Even taking into account that the pitch did not wear as much as it could have done, it was not a profitable return to the Test side for Ashton Agar. Across the two South Africa innings which amounted to 149.5 overs, he was given just 22. When asked about the balance of the side, Cummins said another quick would "potentially" have been handy although he suggested it would have come at the expense of Matt Renshaw, not Agar.
There was a nod to the forthcoming India tour when Agar was given the new ball in the second innings but he struggled for consistency. Two further short spells followed as the game drifted to the draw with Cummins saying this match had never been a test-bed for India tour selection.

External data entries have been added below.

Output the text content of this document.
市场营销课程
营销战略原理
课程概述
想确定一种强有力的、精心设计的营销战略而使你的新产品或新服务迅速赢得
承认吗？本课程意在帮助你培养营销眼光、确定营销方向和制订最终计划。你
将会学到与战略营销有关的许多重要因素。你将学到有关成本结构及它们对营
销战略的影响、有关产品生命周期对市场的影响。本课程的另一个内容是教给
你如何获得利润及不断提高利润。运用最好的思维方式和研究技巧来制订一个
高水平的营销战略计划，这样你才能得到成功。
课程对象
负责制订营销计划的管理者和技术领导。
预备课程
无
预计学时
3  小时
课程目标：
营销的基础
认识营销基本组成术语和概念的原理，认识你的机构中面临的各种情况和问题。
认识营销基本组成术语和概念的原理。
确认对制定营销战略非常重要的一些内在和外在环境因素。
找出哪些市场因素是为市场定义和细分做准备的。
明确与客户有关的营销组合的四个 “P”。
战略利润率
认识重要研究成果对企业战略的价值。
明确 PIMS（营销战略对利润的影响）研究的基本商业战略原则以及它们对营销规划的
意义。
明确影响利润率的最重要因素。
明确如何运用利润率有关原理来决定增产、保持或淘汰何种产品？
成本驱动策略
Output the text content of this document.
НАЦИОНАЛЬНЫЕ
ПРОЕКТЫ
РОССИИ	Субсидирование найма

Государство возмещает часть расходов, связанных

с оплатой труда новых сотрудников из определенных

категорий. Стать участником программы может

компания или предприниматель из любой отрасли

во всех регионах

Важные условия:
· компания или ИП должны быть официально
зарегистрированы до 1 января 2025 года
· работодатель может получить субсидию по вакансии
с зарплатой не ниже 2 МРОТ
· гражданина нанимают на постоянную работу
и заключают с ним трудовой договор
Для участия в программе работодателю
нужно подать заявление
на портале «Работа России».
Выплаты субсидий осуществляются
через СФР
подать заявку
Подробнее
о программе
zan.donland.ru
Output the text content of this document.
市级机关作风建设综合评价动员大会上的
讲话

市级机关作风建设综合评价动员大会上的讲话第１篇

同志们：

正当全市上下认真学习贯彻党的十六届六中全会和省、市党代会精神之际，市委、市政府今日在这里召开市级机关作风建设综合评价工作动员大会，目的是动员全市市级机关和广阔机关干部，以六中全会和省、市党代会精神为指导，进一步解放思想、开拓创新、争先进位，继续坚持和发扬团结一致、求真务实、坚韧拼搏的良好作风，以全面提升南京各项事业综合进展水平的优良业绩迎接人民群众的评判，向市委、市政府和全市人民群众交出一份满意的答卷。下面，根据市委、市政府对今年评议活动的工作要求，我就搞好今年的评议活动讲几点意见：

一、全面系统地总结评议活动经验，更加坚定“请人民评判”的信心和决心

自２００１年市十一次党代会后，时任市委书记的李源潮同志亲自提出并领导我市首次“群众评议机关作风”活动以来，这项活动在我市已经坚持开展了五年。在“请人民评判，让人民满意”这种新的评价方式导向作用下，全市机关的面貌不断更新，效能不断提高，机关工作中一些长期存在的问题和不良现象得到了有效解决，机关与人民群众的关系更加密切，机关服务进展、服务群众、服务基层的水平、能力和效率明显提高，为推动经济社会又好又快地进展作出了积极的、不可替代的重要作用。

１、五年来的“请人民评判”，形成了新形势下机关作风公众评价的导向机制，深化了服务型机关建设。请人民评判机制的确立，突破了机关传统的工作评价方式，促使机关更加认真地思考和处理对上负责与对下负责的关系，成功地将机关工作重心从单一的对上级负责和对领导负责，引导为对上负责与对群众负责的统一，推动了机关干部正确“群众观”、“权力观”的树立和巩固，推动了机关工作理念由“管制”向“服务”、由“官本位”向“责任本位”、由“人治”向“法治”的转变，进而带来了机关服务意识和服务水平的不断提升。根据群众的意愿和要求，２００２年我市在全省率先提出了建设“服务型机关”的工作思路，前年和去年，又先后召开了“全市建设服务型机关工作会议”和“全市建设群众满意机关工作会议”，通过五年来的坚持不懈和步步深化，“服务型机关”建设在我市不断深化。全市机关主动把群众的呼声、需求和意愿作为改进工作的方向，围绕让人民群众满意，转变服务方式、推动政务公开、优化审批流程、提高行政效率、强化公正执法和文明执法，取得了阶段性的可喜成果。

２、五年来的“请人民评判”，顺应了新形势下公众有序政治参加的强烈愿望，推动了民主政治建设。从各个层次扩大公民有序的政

"He'll absolutely be there," Cummins said. "It wasn't an audition at all, this wicket was a bit different to India. Wasn't really spinning out of the middle of the wicket. Sometimes an Indian wicket really breaks up from the middle of the wicket and the left-arm orthodox becomes a bit more effective against right-hand batters. Thought he did really well, there were…three [four] wickets for spin for the game. Wasn't easy for him but thought he did his role really well."
Coach Andrew McDonald has previously admitted there's a bit of a leap into the unknown given Agar's lack of first-class cricket over recent years. This was just his fourth first-class match since 2021 and with the BBL currently taking place there won't be any further red-ball opportunity before the squad departs in late January.
Agar would likely have played in Sri Lanka last year if he hadn't picked up a side strain and Australia believe a left-arm spinner is a key part of their make-up for India. The only other genuine option in the domestic game is Queensland's Matt Kuhnemann who featured in the limited-overs leg in Sri Lanka. It is very unlikely they will include two left-arm spinners in the squad.
For Kuhnemann, like Agar, there is a problem of the lack of first-class game-time although his is caused by rarely playing alongside Mitchell Swepson for Queensland. He has had one Sheffield Shield game this season, although did take four wickets against the South Africans in the warm-up match that did not carry first-class status.
However, after a summer where only weather prevented a 5-0 sweep, and with the experienced banked from last year's series in Pakistan and Sri Lanka, Cummins was looking forward to the challenge of winning in India for the first time since 2004 with confidence.
"Think we've given ourselves the best chance," he said. "[It was] another fantastic summer…the way our batting group has stood up has been fantastic. Other than this game in a shortened time frame we've been able to get 20 wickets each Test in different circumstances. Feel like we are adapting really well, having the experience of Pakistan and Sri Lanka last year has put us in really good stead knowing no one is going in blind. Think we're as good a chance as we've ever been."